Dowel-type fasteners (nails, screws, etc.) have traditionally been studied through laboratory experiments, which are often costly to perform in quantities adequate to consider individual component variations in strength. Wood scientists and botanists have studied the behavior of wood at the cellular and macromolecular level recently by using finite element models (FEM), achieving good accuracy. Botanists are concerned with the behavior of the tree as a green plant. Green wood has significantly different strength and elasticity when compared to dry wood with a moisture content of 19% or less, commonly used in construction. This paper uses portions of the botany FEM techniques calibrated to dry wood conditions that are typical of light-frame wood construction.
For this study, different types of fabrication errors are considered in evaluating the strength of the wood joint. Sawcuts can be skewed on the strong or weak axis, or shorter or longer than desired for the intended use. Portable saws also permit “dishing” of a sawcut, where there is some curvature across the sawcut in one or two orthogonal directions. In wood connections, bending of the dowel-type fastener is restricted somewhat by the support of the wood fibers, so that the fastener does not have to support all of the load in flexure between the fastener ends which maintain relative fixity. Where fabrication errors are exhibited, the dowel-type fastener must transfer all transverse loading through mechanical action.

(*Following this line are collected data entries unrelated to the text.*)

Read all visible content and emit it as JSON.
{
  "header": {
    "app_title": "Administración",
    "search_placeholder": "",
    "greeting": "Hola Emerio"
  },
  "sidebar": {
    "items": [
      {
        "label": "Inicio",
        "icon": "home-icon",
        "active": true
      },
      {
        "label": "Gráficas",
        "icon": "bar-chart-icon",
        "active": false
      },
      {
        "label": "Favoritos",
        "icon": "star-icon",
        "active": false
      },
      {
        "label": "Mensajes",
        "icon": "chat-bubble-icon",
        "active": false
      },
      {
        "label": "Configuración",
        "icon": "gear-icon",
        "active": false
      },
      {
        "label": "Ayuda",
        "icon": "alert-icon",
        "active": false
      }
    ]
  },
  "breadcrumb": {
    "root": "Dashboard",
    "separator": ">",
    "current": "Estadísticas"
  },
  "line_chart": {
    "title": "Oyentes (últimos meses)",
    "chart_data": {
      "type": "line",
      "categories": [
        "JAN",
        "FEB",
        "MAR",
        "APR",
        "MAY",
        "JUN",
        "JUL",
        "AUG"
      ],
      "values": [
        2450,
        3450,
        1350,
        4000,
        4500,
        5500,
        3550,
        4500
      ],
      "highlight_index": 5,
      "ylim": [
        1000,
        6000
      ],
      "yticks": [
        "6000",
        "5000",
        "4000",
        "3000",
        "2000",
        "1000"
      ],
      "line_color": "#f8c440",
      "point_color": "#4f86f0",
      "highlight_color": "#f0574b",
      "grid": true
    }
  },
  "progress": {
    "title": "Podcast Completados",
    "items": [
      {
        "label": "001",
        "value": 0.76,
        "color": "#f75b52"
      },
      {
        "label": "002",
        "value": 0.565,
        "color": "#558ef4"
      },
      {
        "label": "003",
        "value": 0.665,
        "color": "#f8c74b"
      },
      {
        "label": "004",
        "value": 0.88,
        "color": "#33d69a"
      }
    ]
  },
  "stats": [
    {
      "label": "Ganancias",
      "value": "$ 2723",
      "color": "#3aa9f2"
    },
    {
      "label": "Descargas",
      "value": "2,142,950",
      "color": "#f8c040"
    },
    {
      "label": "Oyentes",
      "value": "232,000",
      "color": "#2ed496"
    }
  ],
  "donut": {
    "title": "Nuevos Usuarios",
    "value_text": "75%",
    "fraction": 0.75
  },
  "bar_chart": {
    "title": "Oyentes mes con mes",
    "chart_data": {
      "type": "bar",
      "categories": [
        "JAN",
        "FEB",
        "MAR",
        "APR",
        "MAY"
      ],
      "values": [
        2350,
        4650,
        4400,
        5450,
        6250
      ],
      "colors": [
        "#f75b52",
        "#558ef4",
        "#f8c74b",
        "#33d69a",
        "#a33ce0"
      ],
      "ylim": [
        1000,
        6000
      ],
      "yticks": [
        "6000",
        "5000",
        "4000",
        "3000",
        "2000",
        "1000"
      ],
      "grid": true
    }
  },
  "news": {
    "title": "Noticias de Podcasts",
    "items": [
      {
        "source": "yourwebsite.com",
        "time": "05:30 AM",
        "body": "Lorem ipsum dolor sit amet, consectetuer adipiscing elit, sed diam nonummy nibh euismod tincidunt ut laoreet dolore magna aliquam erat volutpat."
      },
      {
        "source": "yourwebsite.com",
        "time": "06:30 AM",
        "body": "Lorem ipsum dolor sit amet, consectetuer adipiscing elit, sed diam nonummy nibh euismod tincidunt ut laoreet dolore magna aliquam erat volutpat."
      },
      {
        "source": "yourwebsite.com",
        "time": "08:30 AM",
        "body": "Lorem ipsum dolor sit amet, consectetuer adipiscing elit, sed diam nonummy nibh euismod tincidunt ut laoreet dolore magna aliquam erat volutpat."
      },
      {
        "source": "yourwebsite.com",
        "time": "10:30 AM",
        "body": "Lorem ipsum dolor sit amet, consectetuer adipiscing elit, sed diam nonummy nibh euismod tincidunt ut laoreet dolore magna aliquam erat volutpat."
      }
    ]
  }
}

Lessons learned from this study can lead to standards that can reduced defects in the future and to enhancing the sustainable nature of wood construction. This paper will broaden the knowledge of practicing engineers, preparing them for the challenges of the 21st century. It will assist them to be knowledgeable in factors affecting sustainability of wood connections and assist them to be better stewards of materials and the built environment.